The twittering birds outside began to get on my already strung-out nerves.
And then I smiled for real. The birds!
"You know, Rosie mentioned that a pigeon flew into the house the other day - perhaps that's what caused it? Maybe she used a broom to try and shoo it out? You know how clumsy she is - she must have been knocking the broom around and broken the transom in the process."
My father's hand dropped to his side and my mother laughed.
"That's quite possible," she chuckled. "I've seen her run around the kitchen screaming because of a little field mouse. Oh dear, poor little woman. Not to worry dear, I'll call the handyman to come and repair it tomorrow."

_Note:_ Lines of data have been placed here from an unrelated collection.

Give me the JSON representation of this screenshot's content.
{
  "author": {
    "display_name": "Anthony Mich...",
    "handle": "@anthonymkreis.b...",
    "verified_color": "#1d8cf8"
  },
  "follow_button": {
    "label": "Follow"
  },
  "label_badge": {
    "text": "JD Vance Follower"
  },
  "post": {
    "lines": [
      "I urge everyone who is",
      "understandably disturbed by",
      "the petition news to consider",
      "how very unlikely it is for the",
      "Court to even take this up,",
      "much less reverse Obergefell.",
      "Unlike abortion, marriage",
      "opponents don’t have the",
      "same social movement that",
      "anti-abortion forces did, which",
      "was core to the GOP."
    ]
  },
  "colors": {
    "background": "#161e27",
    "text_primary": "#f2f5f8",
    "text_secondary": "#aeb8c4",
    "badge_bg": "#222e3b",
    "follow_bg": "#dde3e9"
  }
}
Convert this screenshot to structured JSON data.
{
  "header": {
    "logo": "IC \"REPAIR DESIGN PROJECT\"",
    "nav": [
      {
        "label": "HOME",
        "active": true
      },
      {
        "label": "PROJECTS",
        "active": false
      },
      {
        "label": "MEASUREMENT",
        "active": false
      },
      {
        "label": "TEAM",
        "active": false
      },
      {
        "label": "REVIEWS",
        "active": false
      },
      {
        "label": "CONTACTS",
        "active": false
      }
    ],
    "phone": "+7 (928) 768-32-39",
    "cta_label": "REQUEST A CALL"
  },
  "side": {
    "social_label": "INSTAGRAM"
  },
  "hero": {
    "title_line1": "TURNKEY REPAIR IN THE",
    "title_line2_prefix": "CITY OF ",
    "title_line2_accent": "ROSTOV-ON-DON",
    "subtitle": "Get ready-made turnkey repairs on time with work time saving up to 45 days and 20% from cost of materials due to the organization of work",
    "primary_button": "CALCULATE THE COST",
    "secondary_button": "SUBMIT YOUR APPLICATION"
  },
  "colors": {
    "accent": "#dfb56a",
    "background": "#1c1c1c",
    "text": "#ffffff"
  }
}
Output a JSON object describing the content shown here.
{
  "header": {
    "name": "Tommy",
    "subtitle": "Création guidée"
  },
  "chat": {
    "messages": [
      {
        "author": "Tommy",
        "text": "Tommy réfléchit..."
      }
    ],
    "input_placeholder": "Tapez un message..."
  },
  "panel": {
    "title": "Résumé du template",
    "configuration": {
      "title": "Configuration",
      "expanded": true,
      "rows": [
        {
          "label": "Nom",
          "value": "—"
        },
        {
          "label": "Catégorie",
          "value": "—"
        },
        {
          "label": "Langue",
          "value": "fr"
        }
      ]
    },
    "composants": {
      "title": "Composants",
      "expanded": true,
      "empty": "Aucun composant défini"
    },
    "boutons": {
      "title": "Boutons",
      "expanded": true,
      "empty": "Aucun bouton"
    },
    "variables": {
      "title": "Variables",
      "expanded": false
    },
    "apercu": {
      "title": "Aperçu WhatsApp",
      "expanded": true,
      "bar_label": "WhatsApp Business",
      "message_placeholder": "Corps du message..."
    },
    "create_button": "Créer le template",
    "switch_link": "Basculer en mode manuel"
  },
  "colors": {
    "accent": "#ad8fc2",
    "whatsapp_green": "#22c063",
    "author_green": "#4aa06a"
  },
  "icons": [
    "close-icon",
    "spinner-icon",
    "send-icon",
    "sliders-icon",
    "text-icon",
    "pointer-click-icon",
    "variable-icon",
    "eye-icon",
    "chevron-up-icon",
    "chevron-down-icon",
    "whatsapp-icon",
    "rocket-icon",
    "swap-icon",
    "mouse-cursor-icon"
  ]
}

I picked up her suitcase again and began heading upstairs, eager to distract them from discussing it further. I would have to be more careful next time. No more games at home. And next time I would have to figure out a way to do it on my own.
Also, I would have to get rid of the little memento that I had kept. The lock of hair in the little wooden box in my room was unremarkable, apart from its colour. I didn't know anybody with red hair and it was too obvious.
If someone discovered it...
I heard the sirens at the same time as the doorbell rang. A confusion of voices floated upstairs behind me - my father, who had answered the door, and another that I didn't recognise.
And... was that Alan?
"Caroline," my father called.
"Caroline? There's a detective at the door who wants to speak with you."
In a daze I moved to the top of the stairs and as I peered over the banister I saw the reflection of the flashing blue lights of half a dozen police cars outside.
Alan was standing next to a large man sporting a crew cut. Our eyes locked and I searched his for some clue, some confirmation of solidarity. I sensed trouble and I needed an ally. But all I got was accusation.
And in that instant I knew only one thing for certain. If I managed to get out of this, I had found my next victim.